Vital protections of the right to vote are proposed to be codified and implemented in the Freedom to Vote Act due to two important recent developments. The first involves controversial state legislation in Texas, Georgia, Florida and elsewhere to suppress, roll back and deny US citizens their rights to vote and to have their votes fairly counted. The second involves a series of recent Supreme Court decisions such as Shelby County v. Holder 570 US 529 (2013) and Brnovich v. DNC 594 US __ (2021) that weaken Sections 2 and 5 of the landmark Civil Rights Act of 1965 and its protections of the rights of US citizens to vote for the candidates of their choice. Recently in Ruchco v.

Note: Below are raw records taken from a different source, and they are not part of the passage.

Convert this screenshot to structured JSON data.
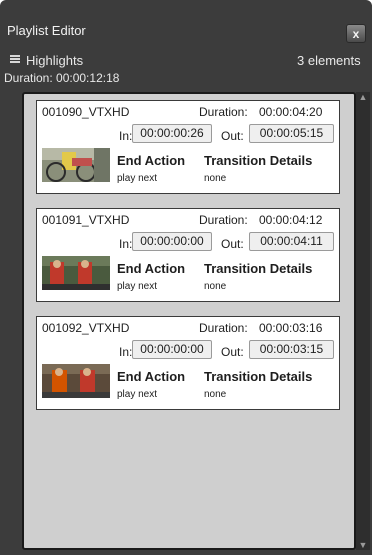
{
  "window": {
    "title": "Playlist Editor",
    "close_label": "x"
  },
  "playlist": {
    "name": "Highlights",
    "count": "3 elements",
    "duration": "Duration: 00:00:12:18"
  },
  "labels": {
    "duration": "Duration:",
    "in": "In:",
    "out": "Out:",
    "end_action": "End Action",
    "transition_details": "Transition Details"
  },
  "items": [
    {
      "name": "001090_VTXHD",
      "duration": "00:00:04:20",
      "in": "00:00:00:26",
      "out": "00:00:05:15",
      "end_action": "play next",
      "transition": "none"
    },
    {
      "name": "001091_VTXHD",
      "duration": "00:00:04:12",
      "in": "00:00:00:00",
      "out": "00:00:04:11",
      "end_action": "play next",
      "transition": "none"
    },
    {
      "name": "001092_VTXHD",
      "duration": "00:00:03:16",
      "in": "00:00:00:00",
      "out": "00:00:03:15",
      "end_action": "play next",
      "transition": "none"
    }
  ],
  "icons": {
    "list": "list-icon",
    "close": "close-icon",
    "scroll_up": "chevron-up-icon",
    "scroll_down": "chevron-down-icon"
  }
}
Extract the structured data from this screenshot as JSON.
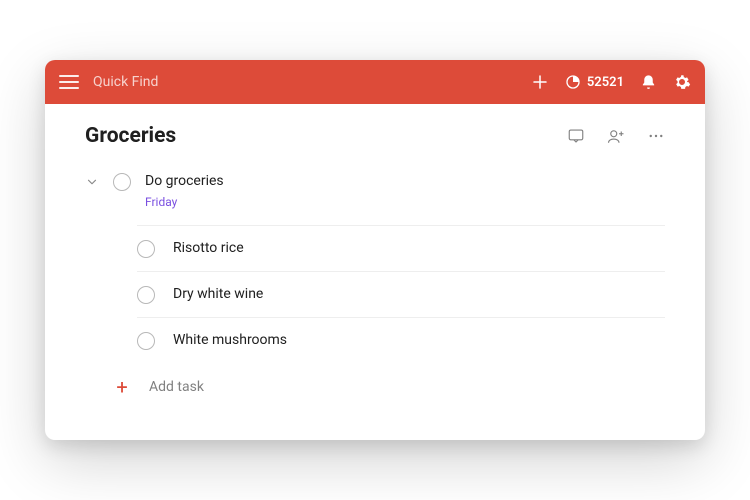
{
  "colors": {
    "accent": "#DD4B39",
    "date": "#7a4fe0"
  },
  "topbar": {
    "quick_find_placeholder": "Quick Find",
    "karma_count": "52521"
  },
  "list": {
    "title": "Groceries",
    "main_task": {
      "title": "Do groceries",
      "date": "Friday"
    },
    "subtasks": [
      {
        "title": "Risotto rice"
      },
      {
        "title": "Dry white wine"
      },
      {
        "title": "White mushrooms"
      }
    ],
    "add_task_label": "Add task"
  }
}
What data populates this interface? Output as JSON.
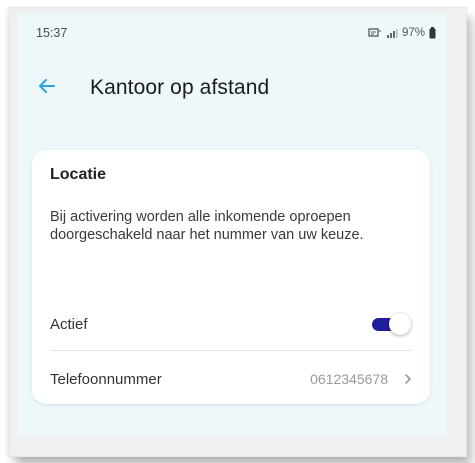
{
  "status_bar": {
    "time": "15:37",
    "battery": "97%"
  },
  "header": {
    "title": "Kantoor op afstand",
    "back_icon": "arrow-left-icon"
  },
  "card": {
    "title": "Locatie",
    "description": "Bij activering worden alle inkomende oproepen doorgeschakeld naar het nummer van uw keuze.",
    "active_row": {
      "label": "Actief",
      "enabled": true
    },
    "phone_row": {
      "label": "Telefoonnummer",
      "value": "0612345678",
      "chevron_icon": "chevron-right-icon"
    }
  },
  "colors": {
    "accent": "#1e1e9a",
    "back_arrow": "#2aa6d8",
    "screen_background": "#eef8fb",
    "card_background": "#ffffff"
  }
}
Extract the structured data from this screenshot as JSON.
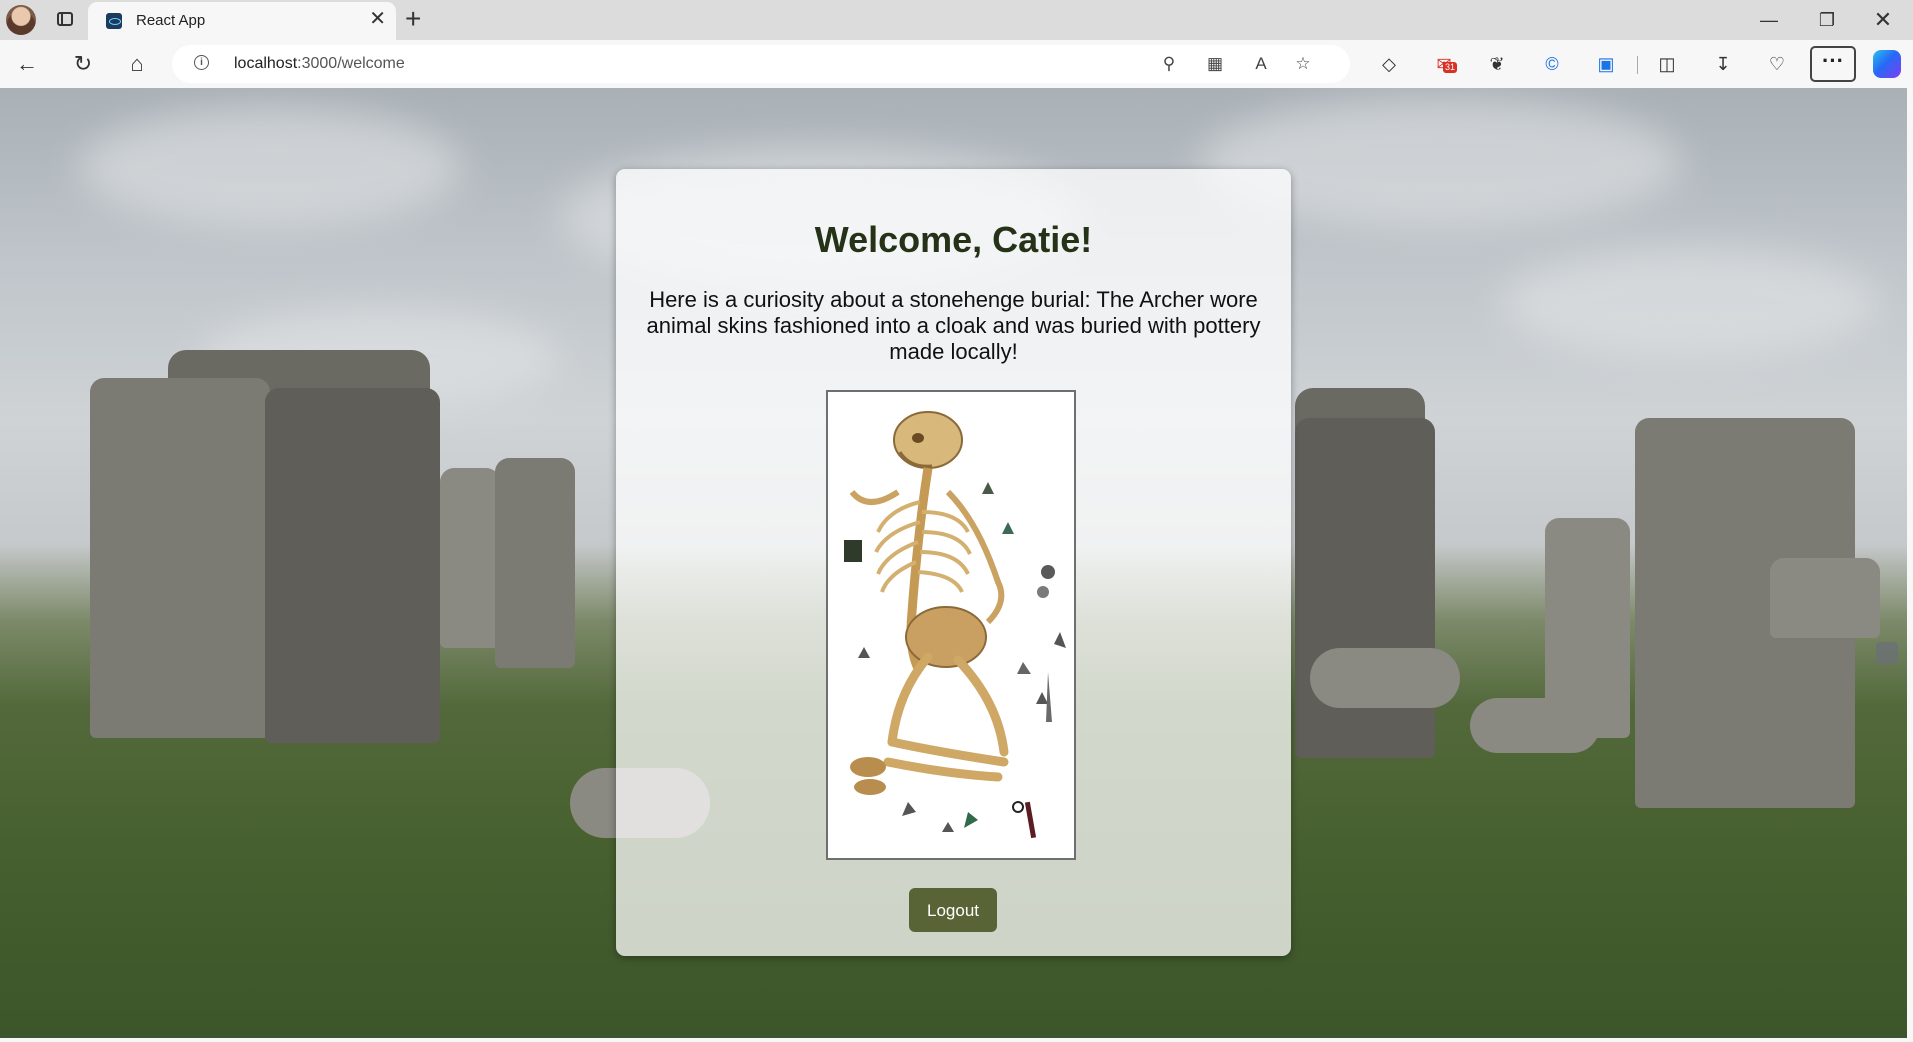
{
  "browser": {
    "tab_title": "React App",
    "tab_close": "✕",
    "new_tab": "+",
    "url_host": "localhost",
    "url_path": ":3000/welcome",
    "window_minimize": "—",
    "window_restore": "❐",
    "window_close": "✕",
    "more_label": "···",
    "gmail_badge": "31",
    "info_glyph": "i"
  },
  "page": {
    "title": "Welcome, Catie!",
    "curiosity": "Here is a curiosity about a stonehenge burial: The Archer wore animal skins fashioned into a cloak and was buried with pottery made locally!",
    "logout_label": "Logout"
  },
  "colors": {
    "title": "#263218",
    "button": "#586436"
  }
}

Common Cause , 139 S. Ct. 2484 (2019), both the majority and the dissenting Supreme Court justices agreed that partisan gerrymandering by Democrats and Republicans was a pernicious practice that needed to be stopped; the Court’s majority justices, however, said that partisan gerrymandering was a “political question”, and it was therefore the responsibility of Congress acting under Art.1, Sec. 4 of the US Constitution, not the Supreme Court to fix it.

 

In the past, Congress has acted to secure and protect US citizens rights to vote under Art.1, Sec. 4 of the US Constitution – the Indian Citizenship Act of 1924, the Civil Rights Acts of 1964 and 1965, the federal Voting Accessibility for the Elderly and Handicapped Act of 1984, the Motor Voter Act of 1993, and the Help America Vote Act of 2002.

 

We urge you to act now at a time when citizens’ participation in voting is at an all-time high, and yet their distrust in the voting process and results have also reached historic highs. Two thirds of voters are concerned about voter suppression, and 38% lack confidence in the fairness of American elections. https://news.northwestern.edu/stories/2020/12/38-of-americans-lack-confidence-in-election-fairness/ Thank you for your consideration of our views on the Freedom to Vote Act; we urge you to act promptly to secure its passage.